The contact tracing here is far beyond the weak system proposed for the UK and involves immediate testing of contacts and their isolation. That also requires family members to be removed to more suitable accommodation if isolation in their homes cannot be secured.

And all of this suggests that the simplistic policy of the UK government, telling people to "stay at home" is precisely the wrong thing to do, unless it is backed up by an aggressive policy of tracing, testing and isolation – which so far has not been in force.

As to saving lives, the Telegraph points out that the obsession with protecting the NHS has led to the seriously ill and elderly being "abandoned", leaving the care sector to bear the brunt of the Covid-19 storm, for which they were ill-equipped.

Described as a slow and botched response, the upshot of the "dump the oldies" programme was that the hospitals ended up with more space than they needed. Currently, around 40 per cent of acute beds in NHS hospitals are unoccupied, while the famous Nightingale Hospitals lie empty. Meanwhile, the front line is in the care homes who look after an estimated 400,000 residents across Britain, where the epidemic is being perpetuated.

In its entirety, the accumulation of information is telling us that the lockdown, as currently implemented, has little to sustain it. If it could be justified at the time it was imposed – simply because an incompetent government had run out of other options – now is the time for a fundamental re-appraisal.

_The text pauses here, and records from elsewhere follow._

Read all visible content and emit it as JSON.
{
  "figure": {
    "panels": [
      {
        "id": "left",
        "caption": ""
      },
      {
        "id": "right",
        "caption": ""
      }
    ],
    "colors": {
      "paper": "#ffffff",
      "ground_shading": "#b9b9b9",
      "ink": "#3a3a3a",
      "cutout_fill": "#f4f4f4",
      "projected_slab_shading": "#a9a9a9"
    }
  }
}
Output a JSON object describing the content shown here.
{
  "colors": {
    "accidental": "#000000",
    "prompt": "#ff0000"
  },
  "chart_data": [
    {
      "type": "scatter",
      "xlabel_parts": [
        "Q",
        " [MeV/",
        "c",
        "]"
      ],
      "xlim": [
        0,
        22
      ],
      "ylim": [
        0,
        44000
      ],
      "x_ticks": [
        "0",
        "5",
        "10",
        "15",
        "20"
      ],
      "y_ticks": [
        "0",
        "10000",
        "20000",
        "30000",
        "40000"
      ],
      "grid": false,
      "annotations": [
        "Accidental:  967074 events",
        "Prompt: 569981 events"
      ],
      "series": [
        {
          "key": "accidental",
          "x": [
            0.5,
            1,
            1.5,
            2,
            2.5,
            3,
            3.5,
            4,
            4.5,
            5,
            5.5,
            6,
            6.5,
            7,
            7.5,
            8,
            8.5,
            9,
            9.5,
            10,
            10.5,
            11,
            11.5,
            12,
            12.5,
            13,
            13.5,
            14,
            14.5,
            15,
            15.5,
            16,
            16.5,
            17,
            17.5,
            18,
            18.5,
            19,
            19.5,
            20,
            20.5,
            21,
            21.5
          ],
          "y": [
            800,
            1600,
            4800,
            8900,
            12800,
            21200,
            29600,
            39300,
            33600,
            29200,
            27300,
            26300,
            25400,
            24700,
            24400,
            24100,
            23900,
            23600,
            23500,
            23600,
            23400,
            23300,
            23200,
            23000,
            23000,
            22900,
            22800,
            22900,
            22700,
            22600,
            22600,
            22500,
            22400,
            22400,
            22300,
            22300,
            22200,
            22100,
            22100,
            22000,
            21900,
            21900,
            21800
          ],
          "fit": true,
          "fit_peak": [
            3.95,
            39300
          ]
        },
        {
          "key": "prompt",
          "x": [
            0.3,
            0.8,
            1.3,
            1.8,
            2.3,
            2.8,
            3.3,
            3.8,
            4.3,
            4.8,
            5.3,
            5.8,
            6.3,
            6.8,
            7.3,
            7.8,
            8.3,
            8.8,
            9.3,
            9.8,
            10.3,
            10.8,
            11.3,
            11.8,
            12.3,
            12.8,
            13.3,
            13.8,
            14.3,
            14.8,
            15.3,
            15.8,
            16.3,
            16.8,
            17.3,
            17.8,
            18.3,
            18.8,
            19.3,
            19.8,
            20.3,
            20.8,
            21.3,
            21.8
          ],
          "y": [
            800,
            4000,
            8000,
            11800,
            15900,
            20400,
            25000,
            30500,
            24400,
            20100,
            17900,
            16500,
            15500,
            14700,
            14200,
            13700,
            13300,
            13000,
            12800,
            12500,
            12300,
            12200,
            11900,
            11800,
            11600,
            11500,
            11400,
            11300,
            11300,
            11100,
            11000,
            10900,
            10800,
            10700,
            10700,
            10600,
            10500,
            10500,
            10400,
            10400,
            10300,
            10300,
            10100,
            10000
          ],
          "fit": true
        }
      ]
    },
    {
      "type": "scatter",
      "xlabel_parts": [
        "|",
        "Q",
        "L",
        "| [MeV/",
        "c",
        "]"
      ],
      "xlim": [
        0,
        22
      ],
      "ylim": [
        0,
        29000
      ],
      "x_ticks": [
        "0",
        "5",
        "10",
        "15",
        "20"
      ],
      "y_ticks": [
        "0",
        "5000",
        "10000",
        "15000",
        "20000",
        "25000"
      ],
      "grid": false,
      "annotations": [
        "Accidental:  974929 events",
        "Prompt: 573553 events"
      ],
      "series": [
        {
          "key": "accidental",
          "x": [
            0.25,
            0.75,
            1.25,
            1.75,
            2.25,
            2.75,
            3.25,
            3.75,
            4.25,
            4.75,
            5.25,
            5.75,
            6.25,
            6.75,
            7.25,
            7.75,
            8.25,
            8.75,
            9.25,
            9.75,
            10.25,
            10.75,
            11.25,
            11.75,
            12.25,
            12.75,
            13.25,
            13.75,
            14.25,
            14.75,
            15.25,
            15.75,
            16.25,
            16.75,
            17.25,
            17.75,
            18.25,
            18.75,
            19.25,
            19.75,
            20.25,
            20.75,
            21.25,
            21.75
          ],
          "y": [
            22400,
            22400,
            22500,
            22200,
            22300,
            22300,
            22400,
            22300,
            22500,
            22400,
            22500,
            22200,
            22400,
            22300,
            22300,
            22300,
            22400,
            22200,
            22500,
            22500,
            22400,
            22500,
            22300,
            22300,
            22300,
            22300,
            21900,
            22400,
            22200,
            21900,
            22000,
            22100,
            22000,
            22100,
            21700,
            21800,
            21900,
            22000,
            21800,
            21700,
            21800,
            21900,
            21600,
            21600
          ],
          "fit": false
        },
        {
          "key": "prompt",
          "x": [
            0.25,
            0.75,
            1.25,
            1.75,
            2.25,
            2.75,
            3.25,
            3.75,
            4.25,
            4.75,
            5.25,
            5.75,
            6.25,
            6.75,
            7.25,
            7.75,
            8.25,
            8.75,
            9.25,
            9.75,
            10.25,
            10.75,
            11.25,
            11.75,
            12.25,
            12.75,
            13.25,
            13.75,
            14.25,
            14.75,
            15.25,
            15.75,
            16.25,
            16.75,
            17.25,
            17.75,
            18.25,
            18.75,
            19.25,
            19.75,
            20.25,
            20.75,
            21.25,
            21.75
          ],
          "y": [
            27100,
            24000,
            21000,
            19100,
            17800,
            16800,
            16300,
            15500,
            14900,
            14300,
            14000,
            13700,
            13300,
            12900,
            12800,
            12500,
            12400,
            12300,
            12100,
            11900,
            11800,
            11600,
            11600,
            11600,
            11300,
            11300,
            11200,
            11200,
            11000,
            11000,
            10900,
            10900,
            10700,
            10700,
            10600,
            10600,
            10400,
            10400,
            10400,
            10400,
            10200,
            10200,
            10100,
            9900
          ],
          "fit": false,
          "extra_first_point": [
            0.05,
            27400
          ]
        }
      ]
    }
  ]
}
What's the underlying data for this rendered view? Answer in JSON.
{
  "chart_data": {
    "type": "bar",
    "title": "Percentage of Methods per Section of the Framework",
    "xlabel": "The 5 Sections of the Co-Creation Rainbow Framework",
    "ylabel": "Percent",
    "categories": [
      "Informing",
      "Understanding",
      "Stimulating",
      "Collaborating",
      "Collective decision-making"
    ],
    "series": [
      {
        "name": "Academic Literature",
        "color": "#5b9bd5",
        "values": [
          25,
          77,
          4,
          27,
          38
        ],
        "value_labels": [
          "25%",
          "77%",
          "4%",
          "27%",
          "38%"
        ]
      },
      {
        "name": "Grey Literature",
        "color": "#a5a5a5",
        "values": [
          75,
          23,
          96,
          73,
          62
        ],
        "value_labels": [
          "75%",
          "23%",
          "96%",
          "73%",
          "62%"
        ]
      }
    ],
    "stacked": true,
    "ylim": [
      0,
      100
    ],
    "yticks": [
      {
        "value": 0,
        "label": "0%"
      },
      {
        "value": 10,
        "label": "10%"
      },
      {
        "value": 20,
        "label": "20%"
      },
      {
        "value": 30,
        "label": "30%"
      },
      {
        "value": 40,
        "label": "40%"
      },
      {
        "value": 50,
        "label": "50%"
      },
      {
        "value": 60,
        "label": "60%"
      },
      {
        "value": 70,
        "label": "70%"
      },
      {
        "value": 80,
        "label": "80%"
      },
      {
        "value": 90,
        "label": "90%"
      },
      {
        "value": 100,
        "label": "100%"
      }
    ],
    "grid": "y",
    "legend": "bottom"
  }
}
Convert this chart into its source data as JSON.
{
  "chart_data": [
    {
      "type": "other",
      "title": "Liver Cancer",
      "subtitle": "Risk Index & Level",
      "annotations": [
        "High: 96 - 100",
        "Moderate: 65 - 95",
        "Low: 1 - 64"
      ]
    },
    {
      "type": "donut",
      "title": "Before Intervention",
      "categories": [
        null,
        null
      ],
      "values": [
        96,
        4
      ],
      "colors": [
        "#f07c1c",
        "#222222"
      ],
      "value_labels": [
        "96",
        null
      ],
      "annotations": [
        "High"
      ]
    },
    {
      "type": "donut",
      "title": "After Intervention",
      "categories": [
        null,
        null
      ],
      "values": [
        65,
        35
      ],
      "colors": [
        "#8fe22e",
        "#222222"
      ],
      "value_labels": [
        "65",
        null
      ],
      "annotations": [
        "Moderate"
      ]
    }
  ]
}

Predictably, the Sunday Telegraph is chipping at the edges, citing a "New York study" which purportedly shows that workers are "'no more likely to be hospitalised by Covid-19 than those who stayed home". On the basis of this finding, the view is expressed that it is important to protect the elderly, sick and vulnerable, but more people could be allowed to return to normal.

This, of course, misses the point – or several points. The lockdown, as such, is not a control measure. It was sold to us as a way of slowing down the infection rate so that the blessed NHS hospitals would not be "overwhelmed". But the real objective should have been to buy time to put in place more effective (or any) control measures.

As it stands, the approach to enhancing controls has been half-hearted – pace Hancock and his magical app - and there is nothing in place which could have a significant impact on the tide of the disease. Thus, on the face of it, the lockdown is still needed. But, if the New York study has any merit, then its rationale is melting away.

That leaves the Hackney plod – and the others who have so enthusiastically nagged and nannied the population into submission – rather out on a limb. People are not stupid – or, at least, most people are not stupid all of the time – and the "wisdom of the crowd" occasionally prevails. As it increasingly lacks credibility, the government's policy is beginning to unravel.

Tonight, though, we will have to tolerate an "address" from the prime minister, when – apparently – he will deliver another vacuous slogan, previewed as: "stay alert, control the virus and save lives".

The public might be forgiven for asking whether controlling the virus wasn't primarily the job of the government and, since it's been asleep on the job, it ill behoves him to tell us to stay alert. And as for saving lives … tell that to the care homes, and the seven million people waiting for hospital treatment.

But then, this isn't any ordinary prime minister we have. This is a Boris, and for him government is all about slogans. So here we go again: another day, another slogan. Maybe they should write it on the side of a bus.